The African Export-Import Bank plans to sell shares worth as much as $1 billion over the next five years to diversify its shareholders and add more private investors to its ownership, the trade bank told Reuters on Thursday.
The bank, rated “BBB-” by Fitch, plans to issue the shares via depository receipts to new and existing investors. An offering of $300 million was listed on the Mauritian Stock Exchange last year at $4.30 each.
It now plans to list the shares on the Lagos exchange by the third quarter and then issue fresh receipts worth $200 million in Nigeria, providing investors exposure to rising intra-African trade deals.
The note issue will support financing for Nigeria in areas such as trade, manufacturing, financial services, tourism, medical and agro-business, Cairo-based Afreximbank said.
The lender has raised more than $3 billion as of 2016 to fund its activities, with about $1 billion coming from Eurobonds, far short of the continent’s soaring demand for financing for African economies hurt by lower commodities price.

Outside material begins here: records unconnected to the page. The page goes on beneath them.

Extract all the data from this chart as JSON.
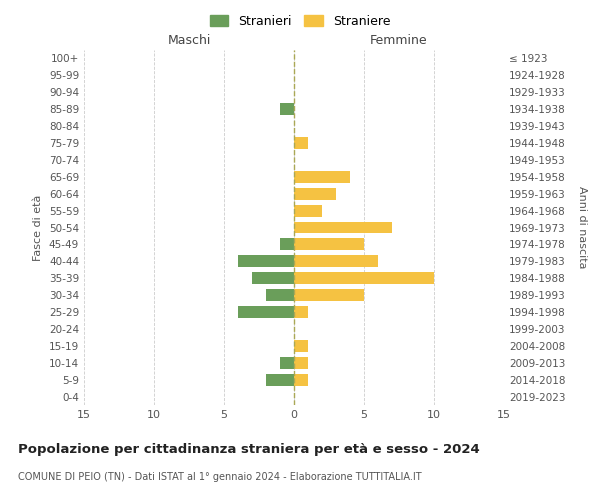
{
  "age_groups": [
    "100+",
    "95-99",
    "90-94",
    "85-89",
    "80-84",
    "75-79",
    "70-74",
    "65-69",
    "60-64",
    "55-59",
    "50-54",
    "45-49",
    "40-44",
    "35-39",
    "30-34",
    "25-29",
    "20-24",
    "15-19",
    "10-14",
    "5-9",
    "0-4"
  ],
  "birth_years": [
    "≤ 1923",
    "1924-1928",
    "1929-1933",
    "1934-1938",
    "1939-1943",
    "1944-1948",
    "1949-1953",
    "1954-1958",
    "1959-1963",
    "1964-1968",
    "1969-1973",
    "1974-1978",
    "1979-1983",
    "1984-1988",
    "1989-1993",
    "1994-1998",
    "1999-2003",
    "2004-2008",
    "2009-2013",
    "2014-2018",
    "2019-2023"
  ],
  "maschi": [
    0,
    0,
    0,
    1,
    0,
    0,
    0,
    0,
    0,
    0,
    0,
    1,
    4,
    3,
    2,
    4,
    0,
    0,
    1,
    2,
    0
  ],
  "femmine": [
    0,
    0,
    0,
    0,
    0,
    1,
    0,
    4,
    3,
    2,
    7,
    5,
    6,
    10,
    5,
    1,
    0,
    1,
    1,
    1,
    0
  ],
  "maschi_color": "#6a9e5a",
  "femmine_color": "#f5c242",
  "title": "Popolazione per cittadinanza straniera per età e sesso - 2024",
  "subtitle": "COMUNE DI PEIO (TN) - Dati ISTAT al 1° gennaio 2024 - Elaborazione TUTTITALIA.IT",
  "xlabel_left": "Maschi",
  "xlabel_right": "Femmine",
  "ylabel_left": "Fasce di età",
  "ylabel_right": "Anni di nascita",
  "legend_maschi": "Stranieri",
  "legend_femmine": "Straniere",
  "xmin": -15,
  "xmax": 15,
  "background_color": "#ffffff",
  "grid_color": "#cccccc"
}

Demand for funding for trade and other facilities is worth around $40 billion in African states, meaning other global institutions need to step in to help.
Afreximbank, which was founded by African governments and other investors in 1993 and has shareholder funds of $1.6 billion as at December, 2016 with total assets of $11.7 billion, approved $3.2 billion facilities for Nigeria last year.
It expects its funding activities to rise and has seen an uptick in loan application as Nigerian economic recovery deepens in 2018 following a recession.